Perhaps they were expected to tunnel up inside the castle rock when they got to it, burrowing up through solid stone, or maybe they were meant to place a gigantic bomb against the base of the rock; these seemed no less absurd and pointless as tactics. Maybe the high command, immeasurably distant from this far (and, if rumour was to believed, increasingly irrelevant) front, had been misinformed regarding the nature of the castle’s foundations, and – thinking that the fortress’s walls rested on the plain itself – had ordered the mining as a matter of course, imagining that the walls could be sapped conventionally, and nobody nearer to the reality of the situation had thought, or dared, to tell them that this was impossible. But then who knew how the high commanders thought?

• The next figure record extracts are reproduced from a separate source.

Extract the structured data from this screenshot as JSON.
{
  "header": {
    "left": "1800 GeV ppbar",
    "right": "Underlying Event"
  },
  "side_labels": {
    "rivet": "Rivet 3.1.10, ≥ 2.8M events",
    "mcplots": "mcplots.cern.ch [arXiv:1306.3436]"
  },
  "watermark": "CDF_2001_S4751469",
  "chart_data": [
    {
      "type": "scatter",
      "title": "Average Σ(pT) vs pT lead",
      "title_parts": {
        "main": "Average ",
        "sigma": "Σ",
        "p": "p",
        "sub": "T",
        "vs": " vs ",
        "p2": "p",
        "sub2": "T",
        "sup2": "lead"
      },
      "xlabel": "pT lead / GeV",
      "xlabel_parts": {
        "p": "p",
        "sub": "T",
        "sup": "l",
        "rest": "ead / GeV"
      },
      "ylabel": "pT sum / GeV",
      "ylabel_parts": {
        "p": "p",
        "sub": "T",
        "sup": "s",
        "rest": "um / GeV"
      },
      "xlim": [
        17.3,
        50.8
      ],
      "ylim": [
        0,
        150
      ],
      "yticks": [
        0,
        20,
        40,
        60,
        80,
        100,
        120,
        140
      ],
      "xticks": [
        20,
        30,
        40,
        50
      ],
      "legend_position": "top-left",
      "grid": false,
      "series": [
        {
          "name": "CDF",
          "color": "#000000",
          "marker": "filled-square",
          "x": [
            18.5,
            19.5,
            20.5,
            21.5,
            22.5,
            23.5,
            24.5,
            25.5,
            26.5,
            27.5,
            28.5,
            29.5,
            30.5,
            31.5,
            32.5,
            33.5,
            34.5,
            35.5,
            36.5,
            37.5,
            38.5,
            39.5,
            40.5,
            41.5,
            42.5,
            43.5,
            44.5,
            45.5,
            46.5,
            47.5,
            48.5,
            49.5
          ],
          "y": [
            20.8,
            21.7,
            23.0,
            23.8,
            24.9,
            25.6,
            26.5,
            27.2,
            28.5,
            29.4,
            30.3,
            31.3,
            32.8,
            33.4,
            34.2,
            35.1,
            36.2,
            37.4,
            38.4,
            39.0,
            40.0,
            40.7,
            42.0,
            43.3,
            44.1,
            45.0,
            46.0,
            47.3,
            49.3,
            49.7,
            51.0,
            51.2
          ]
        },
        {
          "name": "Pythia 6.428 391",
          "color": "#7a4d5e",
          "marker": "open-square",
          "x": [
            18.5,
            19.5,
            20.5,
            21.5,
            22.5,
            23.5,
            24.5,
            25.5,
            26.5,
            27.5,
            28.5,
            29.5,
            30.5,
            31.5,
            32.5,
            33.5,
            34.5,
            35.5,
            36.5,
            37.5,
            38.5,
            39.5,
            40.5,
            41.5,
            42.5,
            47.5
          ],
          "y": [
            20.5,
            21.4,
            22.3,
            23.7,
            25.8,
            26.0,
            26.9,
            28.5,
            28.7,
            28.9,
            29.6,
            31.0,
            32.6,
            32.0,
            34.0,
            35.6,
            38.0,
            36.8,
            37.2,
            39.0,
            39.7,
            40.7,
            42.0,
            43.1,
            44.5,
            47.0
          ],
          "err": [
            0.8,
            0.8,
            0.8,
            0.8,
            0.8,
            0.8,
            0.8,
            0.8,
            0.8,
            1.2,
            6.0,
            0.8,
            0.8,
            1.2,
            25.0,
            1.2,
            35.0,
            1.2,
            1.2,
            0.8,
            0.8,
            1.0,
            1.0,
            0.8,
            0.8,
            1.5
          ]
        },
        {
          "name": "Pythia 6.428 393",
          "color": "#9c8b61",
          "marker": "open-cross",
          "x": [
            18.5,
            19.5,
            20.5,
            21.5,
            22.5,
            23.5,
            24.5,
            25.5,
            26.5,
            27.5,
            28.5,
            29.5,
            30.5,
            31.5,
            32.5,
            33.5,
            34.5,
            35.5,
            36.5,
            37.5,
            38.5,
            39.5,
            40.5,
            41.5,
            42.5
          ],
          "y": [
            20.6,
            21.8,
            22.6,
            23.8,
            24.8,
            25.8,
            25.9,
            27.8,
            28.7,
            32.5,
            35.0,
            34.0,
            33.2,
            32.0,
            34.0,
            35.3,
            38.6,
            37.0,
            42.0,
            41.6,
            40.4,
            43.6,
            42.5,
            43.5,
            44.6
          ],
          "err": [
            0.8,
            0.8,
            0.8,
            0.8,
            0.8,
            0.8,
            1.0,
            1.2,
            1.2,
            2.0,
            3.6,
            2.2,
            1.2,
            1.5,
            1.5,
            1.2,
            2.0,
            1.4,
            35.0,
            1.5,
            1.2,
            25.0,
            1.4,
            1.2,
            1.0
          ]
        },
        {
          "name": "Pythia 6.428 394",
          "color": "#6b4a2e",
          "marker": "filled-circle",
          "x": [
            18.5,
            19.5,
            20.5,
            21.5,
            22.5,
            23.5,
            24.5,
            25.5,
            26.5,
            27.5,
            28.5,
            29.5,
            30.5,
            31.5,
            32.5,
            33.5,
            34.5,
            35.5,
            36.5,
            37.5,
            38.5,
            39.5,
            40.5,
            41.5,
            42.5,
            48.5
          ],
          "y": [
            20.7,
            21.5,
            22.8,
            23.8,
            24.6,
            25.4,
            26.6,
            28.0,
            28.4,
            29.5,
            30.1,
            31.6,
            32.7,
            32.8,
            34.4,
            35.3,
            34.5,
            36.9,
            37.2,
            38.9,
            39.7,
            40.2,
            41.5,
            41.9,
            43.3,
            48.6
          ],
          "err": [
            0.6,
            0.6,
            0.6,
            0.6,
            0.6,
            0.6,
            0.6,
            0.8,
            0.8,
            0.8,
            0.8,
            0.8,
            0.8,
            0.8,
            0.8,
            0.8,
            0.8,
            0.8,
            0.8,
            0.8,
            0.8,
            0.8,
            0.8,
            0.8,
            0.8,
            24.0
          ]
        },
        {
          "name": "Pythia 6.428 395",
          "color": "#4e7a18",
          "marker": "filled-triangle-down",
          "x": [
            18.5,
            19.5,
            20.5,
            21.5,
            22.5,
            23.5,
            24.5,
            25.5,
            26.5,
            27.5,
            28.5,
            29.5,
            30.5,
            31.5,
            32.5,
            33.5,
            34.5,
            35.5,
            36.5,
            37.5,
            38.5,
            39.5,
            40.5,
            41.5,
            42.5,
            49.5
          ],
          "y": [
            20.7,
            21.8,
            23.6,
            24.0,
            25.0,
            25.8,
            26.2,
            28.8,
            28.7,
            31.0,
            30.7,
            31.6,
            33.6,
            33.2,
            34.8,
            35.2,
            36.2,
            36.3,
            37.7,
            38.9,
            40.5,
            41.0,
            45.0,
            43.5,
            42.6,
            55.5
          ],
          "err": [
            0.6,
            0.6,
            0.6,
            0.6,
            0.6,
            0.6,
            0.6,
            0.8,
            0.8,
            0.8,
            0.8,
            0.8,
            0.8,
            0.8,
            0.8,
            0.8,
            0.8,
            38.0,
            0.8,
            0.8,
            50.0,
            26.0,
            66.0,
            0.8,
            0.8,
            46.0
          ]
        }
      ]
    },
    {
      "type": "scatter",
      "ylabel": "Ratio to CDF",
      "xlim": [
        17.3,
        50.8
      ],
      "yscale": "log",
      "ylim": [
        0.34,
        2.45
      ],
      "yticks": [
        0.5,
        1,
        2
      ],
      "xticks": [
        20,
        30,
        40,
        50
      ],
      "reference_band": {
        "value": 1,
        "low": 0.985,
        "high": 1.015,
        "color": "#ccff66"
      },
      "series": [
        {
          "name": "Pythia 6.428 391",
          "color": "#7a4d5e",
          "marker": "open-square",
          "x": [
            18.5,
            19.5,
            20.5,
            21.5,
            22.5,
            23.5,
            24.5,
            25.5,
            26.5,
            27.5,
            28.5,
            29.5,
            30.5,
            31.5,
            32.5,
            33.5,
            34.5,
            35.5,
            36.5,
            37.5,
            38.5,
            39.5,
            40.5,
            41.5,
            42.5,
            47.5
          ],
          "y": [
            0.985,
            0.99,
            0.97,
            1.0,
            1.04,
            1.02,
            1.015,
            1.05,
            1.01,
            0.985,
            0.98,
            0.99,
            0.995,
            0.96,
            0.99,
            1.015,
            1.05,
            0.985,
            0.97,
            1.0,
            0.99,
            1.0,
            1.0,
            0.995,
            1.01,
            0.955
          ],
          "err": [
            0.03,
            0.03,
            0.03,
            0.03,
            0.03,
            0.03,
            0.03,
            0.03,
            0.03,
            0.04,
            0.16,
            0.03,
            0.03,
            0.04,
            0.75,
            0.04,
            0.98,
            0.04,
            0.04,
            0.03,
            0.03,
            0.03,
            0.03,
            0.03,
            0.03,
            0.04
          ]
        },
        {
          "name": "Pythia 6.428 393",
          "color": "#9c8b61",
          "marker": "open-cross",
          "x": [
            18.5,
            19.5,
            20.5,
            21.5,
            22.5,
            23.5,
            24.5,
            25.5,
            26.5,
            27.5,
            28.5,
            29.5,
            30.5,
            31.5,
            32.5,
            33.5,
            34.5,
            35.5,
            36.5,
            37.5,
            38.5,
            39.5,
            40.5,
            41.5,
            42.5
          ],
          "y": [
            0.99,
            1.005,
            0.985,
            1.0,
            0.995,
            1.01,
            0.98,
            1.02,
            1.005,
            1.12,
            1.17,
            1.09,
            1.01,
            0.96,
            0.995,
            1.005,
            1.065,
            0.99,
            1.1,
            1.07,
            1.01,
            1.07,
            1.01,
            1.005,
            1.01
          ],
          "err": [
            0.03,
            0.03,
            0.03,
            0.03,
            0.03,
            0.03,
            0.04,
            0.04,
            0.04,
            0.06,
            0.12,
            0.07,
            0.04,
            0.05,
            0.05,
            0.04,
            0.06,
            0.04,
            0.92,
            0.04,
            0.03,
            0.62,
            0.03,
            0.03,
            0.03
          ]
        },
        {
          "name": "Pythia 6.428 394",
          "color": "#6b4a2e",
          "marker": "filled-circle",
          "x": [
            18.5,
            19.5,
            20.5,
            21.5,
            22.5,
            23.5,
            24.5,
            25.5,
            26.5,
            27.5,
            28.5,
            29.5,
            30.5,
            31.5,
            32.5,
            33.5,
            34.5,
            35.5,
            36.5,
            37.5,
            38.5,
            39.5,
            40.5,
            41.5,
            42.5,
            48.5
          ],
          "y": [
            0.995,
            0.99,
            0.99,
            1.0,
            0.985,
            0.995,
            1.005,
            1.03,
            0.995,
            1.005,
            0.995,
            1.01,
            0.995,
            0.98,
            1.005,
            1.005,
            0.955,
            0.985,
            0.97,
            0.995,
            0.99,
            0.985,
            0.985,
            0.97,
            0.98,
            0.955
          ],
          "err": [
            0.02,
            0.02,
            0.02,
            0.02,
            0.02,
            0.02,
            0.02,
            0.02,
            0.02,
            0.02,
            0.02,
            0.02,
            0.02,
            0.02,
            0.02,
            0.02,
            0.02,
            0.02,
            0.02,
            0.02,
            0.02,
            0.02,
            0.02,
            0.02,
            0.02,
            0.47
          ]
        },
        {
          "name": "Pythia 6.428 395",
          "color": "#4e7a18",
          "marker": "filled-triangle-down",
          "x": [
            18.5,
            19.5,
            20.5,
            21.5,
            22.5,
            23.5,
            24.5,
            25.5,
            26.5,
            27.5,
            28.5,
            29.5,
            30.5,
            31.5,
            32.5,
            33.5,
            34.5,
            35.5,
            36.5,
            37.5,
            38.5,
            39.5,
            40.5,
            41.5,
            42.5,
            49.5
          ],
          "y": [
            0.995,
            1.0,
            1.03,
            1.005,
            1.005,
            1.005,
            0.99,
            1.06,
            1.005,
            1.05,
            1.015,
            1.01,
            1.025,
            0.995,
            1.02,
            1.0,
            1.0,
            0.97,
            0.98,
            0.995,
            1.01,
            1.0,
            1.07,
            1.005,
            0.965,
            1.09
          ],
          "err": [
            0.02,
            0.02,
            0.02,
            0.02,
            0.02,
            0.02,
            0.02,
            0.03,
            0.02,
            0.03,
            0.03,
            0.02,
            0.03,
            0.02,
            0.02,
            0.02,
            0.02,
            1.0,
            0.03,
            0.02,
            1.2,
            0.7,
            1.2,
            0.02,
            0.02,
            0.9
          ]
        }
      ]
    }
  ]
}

Vatueil put one fist to the small of his back as he stood looking out to the distant fortress. He was trying to stand up straight. It was getting harder to do so each day, which was unfortunate, as slouching was looked on unfavourably by officers, especially by the young junior captain who seemed to have taken such a dislike to him.
Vatueil looked about at the litter of grey-brown tents which made up the camp. Above, the clouds looked washed out, the sun hidden behind a grey, dully glowing patch over the more distant of the two ranges of hills that defined the broad plain.
“Stand up straight, Vatueil,” the junior captain told him, emerging from the major’s tent. The junior captain was dressed in his best uniform. He’d had Vatueil put on his best gear too, not that his best was very good. “Well, don’t malinger here all day; get in there and don’t take for ever about it. This doesn’t get you off anything, you know; don’t go thinking that. You’ve still got a shift to finish. Hurry up!” The junior captain clouted Vatueil about the ear, dislodging his forage cap. Vatueil bent to retrieve it and the young captain kicked his behind, propelling him through the flap and into the tent.
Inside, he collected himself, straightened, and was shown where to stand in front of the board of officers.
“Conscript Vatueil, number-” he began.